Country Report Kenya February 2011

Outlook for 2011-15: External sector

Exports and imports rebounded in 2010 as both external and internal demand recovered, leading to a wider trade deficit. This outweighed an increase in the invisible surplus (driven by growth in tourism, regional services and remittances) and pushed the current-account deficit wider, to an estimated 5.9% of GDP, although the gap will narrow again during the forecast period. Trade activity will continue to quicken in 2011 and imports will outpace exports as faster GDP growth sucks in consumer and capital goods, while prices for key export commodities such as tea will decline. The higher trade deficit will offset a further rise in the invisible surplus, but the current-account deficit will shrink to 5.3% of GDP owing to stronger economic growth.

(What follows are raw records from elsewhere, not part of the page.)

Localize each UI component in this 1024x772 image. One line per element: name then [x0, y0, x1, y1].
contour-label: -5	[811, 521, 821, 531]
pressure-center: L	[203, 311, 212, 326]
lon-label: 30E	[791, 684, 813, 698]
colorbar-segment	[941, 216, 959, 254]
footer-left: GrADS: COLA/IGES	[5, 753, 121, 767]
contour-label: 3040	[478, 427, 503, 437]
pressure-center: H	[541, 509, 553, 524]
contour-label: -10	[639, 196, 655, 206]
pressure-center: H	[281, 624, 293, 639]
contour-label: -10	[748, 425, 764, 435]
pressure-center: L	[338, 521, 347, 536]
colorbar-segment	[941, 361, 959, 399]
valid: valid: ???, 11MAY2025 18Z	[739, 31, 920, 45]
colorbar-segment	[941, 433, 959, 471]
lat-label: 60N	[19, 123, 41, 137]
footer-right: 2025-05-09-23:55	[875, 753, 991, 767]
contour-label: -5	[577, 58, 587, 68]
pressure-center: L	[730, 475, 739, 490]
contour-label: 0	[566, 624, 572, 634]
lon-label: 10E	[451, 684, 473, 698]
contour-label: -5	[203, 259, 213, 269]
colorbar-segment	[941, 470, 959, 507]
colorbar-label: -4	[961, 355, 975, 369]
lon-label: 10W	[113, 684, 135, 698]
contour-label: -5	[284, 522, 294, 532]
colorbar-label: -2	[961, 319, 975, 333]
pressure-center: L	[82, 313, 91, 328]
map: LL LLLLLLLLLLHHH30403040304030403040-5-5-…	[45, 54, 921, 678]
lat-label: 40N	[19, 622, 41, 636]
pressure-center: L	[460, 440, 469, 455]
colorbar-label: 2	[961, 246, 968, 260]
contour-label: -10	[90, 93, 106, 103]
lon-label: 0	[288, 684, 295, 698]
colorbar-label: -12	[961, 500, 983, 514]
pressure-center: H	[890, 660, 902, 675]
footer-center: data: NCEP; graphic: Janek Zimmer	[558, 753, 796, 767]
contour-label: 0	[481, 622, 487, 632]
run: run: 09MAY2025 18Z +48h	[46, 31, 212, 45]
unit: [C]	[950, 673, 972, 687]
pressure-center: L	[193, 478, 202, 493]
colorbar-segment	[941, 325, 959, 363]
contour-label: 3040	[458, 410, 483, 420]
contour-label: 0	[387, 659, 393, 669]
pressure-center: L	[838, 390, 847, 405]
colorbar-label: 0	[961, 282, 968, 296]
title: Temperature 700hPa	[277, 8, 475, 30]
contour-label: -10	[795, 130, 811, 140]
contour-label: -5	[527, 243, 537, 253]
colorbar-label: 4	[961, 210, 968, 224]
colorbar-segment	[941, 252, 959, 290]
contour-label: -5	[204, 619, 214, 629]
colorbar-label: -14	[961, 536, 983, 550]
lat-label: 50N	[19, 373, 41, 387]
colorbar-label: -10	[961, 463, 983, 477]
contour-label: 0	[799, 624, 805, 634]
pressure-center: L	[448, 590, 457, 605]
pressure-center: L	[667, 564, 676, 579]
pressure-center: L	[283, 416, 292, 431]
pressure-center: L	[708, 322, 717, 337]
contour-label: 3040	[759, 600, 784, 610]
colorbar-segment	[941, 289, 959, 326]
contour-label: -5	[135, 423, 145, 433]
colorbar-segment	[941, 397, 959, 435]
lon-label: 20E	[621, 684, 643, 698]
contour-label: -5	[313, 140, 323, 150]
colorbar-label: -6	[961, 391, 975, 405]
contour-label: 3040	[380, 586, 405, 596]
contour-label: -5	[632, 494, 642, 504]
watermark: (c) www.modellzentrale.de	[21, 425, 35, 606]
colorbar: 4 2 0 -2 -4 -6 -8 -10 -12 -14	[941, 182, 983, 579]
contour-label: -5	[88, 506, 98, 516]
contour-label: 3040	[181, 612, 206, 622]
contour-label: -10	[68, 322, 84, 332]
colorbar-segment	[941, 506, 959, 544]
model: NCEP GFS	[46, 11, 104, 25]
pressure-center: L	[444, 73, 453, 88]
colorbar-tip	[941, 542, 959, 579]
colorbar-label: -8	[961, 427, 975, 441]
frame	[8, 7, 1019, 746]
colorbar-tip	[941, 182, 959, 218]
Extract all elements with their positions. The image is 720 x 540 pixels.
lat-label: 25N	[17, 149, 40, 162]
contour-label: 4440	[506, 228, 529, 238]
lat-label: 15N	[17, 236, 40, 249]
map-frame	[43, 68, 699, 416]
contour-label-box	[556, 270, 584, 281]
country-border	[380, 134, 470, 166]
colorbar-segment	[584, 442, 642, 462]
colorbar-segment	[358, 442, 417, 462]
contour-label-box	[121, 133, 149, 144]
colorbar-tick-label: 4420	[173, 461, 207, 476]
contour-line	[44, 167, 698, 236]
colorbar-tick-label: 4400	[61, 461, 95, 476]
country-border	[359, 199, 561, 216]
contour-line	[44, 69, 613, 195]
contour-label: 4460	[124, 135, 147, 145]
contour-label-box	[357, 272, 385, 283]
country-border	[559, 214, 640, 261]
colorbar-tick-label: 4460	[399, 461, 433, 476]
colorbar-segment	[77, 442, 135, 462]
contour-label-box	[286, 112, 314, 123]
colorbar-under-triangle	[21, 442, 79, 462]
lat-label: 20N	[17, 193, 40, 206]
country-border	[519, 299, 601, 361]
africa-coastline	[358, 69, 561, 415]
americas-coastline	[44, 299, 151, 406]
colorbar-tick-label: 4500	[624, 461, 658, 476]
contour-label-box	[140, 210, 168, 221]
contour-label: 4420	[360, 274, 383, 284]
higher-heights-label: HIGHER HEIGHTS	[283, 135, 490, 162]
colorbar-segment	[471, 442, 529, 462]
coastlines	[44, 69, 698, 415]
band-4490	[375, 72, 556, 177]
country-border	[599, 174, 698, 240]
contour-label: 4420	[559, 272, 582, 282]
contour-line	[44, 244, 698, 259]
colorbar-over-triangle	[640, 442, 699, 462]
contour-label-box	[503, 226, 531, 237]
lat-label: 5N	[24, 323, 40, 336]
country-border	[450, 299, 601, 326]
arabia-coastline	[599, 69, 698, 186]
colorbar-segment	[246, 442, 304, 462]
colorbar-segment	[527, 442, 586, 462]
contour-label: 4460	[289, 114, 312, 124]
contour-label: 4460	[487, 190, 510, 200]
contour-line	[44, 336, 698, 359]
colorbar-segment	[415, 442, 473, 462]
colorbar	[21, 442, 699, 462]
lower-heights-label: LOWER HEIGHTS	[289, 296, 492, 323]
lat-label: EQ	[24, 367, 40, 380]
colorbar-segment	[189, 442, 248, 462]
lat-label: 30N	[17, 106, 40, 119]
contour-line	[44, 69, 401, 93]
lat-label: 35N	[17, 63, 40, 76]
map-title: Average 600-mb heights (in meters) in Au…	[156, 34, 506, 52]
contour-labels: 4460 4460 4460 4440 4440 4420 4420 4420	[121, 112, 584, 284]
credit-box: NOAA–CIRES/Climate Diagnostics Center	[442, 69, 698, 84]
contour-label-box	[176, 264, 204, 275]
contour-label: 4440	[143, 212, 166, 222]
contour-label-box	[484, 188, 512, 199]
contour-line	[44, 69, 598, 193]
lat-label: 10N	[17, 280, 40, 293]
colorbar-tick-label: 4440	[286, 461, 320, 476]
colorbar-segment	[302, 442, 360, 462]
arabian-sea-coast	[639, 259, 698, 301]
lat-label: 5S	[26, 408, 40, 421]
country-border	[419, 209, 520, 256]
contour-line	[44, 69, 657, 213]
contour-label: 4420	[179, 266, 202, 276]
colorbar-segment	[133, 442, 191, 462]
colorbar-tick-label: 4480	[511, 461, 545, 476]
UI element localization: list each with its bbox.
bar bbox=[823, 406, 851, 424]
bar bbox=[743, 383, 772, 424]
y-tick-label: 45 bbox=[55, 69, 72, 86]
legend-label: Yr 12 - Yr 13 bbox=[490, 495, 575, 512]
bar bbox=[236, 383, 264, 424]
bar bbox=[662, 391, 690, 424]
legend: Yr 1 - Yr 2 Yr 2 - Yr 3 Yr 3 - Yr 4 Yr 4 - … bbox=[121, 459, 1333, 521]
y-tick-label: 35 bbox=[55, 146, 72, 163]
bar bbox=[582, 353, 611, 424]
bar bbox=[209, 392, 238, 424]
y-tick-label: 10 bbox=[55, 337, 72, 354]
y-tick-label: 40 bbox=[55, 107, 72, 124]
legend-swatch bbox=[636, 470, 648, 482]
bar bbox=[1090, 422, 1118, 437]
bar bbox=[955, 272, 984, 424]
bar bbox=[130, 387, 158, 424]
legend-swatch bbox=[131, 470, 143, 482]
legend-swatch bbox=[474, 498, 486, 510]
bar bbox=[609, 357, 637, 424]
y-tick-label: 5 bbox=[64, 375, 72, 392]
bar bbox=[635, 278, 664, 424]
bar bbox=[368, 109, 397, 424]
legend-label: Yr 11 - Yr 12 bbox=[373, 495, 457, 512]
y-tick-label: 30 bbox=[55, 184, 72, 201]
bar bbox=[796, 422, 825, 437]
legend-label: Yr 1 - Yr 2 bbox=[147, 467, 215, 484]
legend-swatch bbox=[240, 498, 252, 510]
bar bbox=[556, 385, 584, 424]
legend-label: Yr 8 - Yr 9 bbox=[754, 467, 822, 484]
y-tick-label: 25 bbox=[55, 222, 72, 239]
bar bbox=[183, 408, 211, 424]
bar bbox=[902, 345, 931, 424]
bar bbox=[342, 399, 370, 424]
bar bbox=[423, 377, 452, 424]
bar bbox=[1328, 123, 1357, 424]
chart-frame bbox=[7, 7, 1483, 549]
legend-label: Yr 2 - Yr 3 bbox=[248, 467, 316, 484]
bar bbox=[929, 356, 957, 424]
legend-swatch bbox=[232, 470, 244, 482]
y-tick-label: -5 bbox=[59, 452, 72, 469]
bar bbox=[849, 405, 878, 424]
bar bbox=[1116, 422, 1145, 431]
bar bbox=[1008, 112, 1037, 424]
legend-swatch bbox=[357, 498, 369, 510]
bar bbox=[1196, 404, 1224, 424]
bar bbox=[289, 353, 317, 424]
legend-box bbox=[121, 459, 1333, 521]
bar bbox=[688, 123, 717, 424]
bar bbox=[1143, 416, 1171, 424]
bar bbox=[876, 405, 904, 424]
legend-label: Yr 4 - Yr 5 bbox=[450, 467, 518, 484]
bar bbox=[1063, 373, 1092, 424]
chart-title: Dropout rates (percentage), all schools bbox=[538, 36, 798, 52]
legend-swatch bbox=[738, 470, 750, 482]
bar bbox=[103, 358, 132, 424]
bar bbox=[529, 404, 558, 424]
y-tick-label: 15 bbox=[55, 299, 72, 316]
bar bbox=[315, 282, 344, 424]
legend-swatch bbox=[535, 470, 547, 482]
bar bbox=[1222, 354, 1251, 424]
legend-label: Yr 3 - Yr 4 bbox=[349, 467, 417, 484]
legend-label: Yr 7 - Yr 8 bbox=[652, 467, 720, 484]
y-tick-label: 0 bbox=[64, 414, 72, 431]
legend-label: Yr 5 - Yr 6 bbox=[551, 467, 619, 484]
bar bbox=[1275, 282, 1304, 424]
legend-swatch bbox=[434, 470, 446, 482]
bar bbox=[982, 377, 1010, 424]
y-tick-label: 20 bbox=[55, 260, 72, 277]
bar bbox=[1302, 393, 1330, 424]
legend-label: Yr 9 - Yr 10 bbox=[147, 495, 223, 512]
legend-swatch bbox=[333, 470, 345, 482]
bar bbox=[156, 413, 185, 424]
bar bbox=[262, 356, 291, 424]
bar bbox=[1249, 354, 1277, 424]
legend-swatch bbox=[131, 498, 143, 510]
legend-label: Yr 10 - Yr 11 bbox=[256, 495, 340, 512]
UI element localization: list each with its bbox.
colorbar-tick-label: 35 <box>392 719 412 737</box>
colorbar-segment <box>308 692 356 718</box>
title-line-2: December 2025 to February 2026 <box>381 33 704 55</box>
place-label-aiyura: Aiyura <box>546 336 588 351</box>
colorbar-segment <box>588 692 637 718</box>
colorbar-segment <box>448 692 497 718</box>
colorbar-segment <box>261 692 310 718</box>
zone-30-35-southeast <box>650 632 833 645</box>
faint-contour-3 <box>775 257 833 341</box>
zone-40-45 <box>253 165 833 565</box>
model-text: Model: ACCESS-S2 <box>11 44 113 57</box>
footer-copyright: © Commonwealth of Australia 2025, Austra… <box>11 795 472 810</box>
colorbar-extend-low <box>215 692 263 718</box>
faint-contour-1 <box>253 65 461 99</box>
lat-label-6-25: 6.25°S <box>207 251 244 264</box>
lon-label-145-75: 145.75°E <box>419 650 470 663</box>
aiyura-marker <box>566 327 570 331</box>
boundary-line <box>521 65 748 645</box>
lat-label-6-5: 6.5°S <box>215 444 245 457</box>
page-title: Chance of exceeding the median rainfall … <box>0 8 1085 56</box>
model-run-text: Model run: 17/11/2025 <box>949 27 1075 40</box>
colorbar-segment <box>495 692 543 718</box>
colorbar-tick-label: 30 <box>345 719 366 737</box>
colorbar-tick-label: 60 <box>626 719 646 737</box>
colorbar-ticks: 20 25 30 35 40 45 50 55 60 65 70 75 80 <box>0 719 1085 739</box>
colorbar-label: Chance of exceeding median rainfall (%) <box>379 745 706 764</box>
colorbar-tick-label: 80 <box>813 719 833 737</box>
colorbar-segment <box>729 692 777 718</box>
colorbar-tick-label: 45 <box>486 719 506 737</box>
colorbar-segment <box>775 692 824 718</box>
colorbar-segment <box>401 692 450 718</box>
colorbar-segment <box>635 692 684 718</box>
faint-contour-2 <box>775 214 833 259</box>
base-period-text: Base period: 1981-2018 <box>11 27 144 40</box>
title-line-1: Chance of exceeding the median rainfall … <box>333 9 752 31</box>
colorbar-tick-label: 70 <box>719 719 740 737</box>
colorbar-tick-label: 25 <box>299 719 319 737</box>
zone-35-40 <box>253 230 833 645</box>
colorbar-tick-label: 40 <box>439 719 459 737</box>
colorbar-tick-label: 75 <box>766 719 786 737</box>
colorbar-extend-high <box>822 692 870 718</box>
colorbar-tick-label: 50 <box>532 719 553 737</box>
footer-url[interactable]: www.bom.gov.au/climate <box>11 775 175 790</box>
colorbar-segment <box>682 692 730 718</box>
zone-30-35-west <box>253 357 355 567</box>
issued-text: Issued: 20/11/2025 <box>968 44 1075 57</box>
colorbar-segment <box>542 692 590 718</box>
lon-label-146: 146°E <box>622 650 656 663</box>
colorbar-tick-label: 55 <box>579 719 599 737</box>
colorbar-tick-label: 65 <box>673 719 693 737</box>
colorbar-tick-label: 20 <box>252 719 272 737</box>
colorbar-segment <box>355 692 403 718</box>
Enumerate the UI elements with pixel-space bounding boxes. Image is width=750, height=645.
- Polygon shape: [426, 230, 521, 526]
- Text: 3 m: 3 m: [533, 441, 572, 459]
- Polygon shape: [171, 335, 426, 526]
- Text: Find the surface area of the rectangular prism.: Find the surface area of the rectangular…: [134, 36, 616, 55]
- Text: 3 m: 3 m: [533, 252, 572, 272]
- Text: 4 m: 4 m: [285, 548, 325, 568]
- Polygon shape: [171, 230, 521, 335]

Thereafter, we expect the current-account deficit to continue falling steadily, to 4.6% of GDP in 2012 and 3.4% of GDP in 2013-and to remain within the 2-3% of GDP range in 2014-15, owing to stronger invisible inflows, especially from tourism and regional services. Imports will remain on an upward path, but regional integration and strong Asian demand will boost exports and help to contain the trade deficit. The current-account deficit, although declining towards the end of the period, will leave Kenya dependent on external inflows-either debt or investment-to fill the gap.